Последнего, кстати, я еще не испытал, поэтому предложил своему сыну попробовать. И тут неожиданно меня пригласили летом этого года на фестиваль в Верхнюю Тойму, через которую пролегал путь отца и сына Пришвиных в 1935 году. И даже любезно обещали поискать проводника для нашего предприятия, поскольку взятая теперь под охрану Корабельная чаща все так же находится в стороне от дорог и путь к ней включает 25 километров пешком через лес. Да, я чуть забегаю вперед, планируя путешествие на десять лет раньше, чем Пришвин, но несколько сомневаюсь в своих физических возможностях совершить его в таком же возрасте, как Михаил Михайлович.
Буду надеяться, что проводник найдется, что поход состоится.
Я, конечно, еще не дочитал всего Пришвина, но не задумываясь выбрал именно его, когда в «Редакции Елены Шубиной» мне предложили написать о ком-нибудь для новой серии «Жизнь известных людей».
Не надеюсь открыть что-нибудь новое и интересное, о чем еще не написали бы исследователи жизни и творчества писателя.
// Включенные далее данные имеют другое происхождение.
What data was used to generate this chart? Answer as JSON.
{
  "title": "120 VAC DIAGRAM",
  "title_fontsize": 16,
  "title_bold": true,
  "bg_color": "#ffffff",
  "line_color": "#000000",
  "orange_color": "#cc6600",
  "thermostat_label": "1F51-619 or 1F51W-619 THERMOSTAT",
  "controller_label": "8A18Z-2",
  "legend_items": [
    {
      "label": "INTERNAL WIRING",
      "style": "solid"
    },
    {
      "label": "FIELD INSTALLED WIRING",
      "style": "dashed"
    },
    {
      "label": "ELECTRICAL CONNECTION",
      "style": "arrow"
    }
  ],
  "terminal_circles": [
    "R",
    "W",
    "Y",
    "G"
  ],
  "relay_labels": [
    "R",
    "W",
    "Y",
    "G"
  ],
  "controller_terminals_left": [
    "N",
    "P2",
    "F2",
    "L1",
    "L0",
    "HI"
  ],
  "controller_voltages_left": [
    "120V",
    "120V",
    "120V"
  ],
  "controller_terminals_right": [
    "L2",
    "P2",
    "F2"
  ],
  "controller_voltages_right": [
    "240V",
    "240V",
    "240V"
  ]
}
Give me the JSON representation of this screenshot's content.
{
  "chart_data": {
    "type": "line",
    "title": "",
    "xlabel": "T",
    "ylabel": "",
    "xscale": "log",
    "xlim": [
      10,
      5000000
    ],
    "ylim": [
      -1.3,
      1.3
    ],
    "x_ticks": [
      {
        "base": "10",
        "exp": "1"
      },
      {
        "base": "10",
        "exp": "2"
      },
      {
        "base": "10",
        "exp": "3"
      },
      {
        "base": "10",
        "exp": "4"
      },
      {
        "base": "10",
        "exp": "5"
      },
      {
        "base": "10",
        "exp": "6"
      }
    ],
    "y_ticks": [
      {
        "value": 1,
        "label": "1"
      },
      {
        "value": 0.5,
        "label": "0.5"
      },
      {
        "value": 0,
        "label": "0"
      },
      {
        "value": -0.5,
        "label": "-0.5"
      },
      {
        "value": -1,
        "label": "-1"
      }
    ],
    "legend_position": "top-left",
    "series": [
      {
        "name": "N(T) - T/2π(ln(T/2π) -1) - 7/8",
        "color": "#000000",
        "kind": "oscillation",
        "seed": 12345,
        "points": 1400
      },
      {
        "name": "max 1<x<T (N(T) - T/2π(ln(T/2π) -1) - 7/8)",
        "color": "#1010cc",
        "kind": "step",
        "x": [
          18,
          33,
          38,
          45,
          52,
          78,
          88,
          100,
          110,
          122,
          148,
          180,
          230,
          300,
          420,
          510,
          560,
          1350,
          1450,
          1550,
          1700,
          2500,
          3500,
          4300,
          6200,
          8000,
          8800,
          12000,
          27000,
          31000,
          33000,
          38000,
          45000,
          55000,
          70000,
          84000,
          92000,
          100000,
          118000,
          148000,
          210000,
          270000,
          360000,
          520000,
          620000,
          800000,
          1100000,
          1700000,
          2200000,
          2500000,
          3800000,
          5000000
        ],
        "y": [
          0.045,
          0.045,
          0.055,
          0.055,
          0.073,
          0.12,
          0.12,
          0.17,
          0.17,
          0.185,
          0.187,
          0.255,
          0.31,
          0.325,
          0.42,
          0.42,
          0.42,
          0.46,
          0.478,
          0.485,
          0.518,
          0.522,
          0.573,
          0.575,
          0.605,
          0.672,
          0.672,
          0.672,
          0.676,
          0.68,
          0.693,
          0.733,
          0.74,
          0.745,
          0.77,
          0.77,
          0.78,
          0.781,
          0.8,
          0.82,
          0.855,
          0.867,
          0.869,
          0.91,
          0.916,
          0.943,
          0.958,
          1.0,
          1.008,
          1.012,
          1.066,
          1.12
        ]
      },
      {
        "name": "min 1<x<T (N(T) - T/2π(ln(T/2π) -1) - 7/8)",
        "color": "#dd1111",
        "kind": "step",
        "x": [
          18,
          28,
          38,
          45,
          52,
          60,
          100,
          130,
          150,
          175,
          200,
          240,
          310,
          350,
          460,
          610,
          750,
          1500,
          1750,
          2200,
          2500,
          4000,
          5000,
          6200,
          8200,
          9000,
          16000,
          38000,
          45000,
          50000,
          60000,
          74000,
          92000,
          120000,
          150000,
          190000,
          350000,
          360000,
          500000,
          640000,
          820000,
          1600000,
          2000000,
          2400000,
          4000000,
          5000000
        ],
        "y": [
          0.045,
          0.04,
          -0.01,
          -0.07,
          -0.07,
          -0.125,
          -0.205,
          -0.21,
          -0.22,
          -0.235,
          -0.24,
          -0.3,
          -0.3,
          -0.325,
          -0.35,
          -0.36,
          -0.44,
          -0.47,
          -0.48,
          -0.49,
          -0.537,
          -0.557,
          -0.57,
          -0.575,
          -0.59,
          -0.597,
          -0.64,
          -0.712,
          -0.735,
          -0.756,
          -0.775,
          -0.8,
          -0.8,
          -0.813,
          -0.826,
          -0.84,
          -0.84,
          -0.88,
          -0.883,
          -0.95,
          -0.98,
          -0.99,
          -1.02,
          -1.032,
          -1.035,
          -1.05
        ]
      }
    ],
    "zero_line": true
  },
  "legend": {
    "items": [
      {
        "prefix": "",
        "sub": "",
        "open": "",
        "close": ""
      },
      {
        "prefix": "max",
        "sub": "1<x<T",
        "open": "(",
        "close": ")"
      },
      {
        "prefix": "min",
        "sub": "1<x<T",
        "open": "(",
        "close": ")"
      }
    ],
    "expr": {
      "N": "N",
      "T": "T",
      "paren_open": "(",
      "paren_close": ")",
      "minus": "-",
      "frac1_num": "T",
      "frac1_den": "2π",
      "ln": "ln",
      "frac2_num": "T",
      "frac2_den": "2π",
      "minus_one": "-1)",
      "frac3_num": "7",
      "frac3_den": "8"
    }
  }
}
Азарт и смелость придают мне желание посмотреть, какие отношения у него сложились с ландшафтами, в которых он жил, которые любил и описывал, многие из которых я сам полюбил и присвоил. Одна из моих книг, вышедшая в издательстве «НЛО» в серии «Письма русского путешественника», так и называется — «Присвоение пространства». Мне интересно пройти по местам, связанным с его именем, посмотреть, понюхать, узнать, что в них изменилось за истекшую сотню лет. Вот сойдет снег, и поеду.
И может быть, в результате этой работы мне удастся для самого себя, пытающегося совмещать жизнь в деревне и писательство, найти ответ на мучающий меня вопрос, который в свое время задал Пришвину Горький: «Ваше пребывание на хуторе какое отношение имеет к литературе?..»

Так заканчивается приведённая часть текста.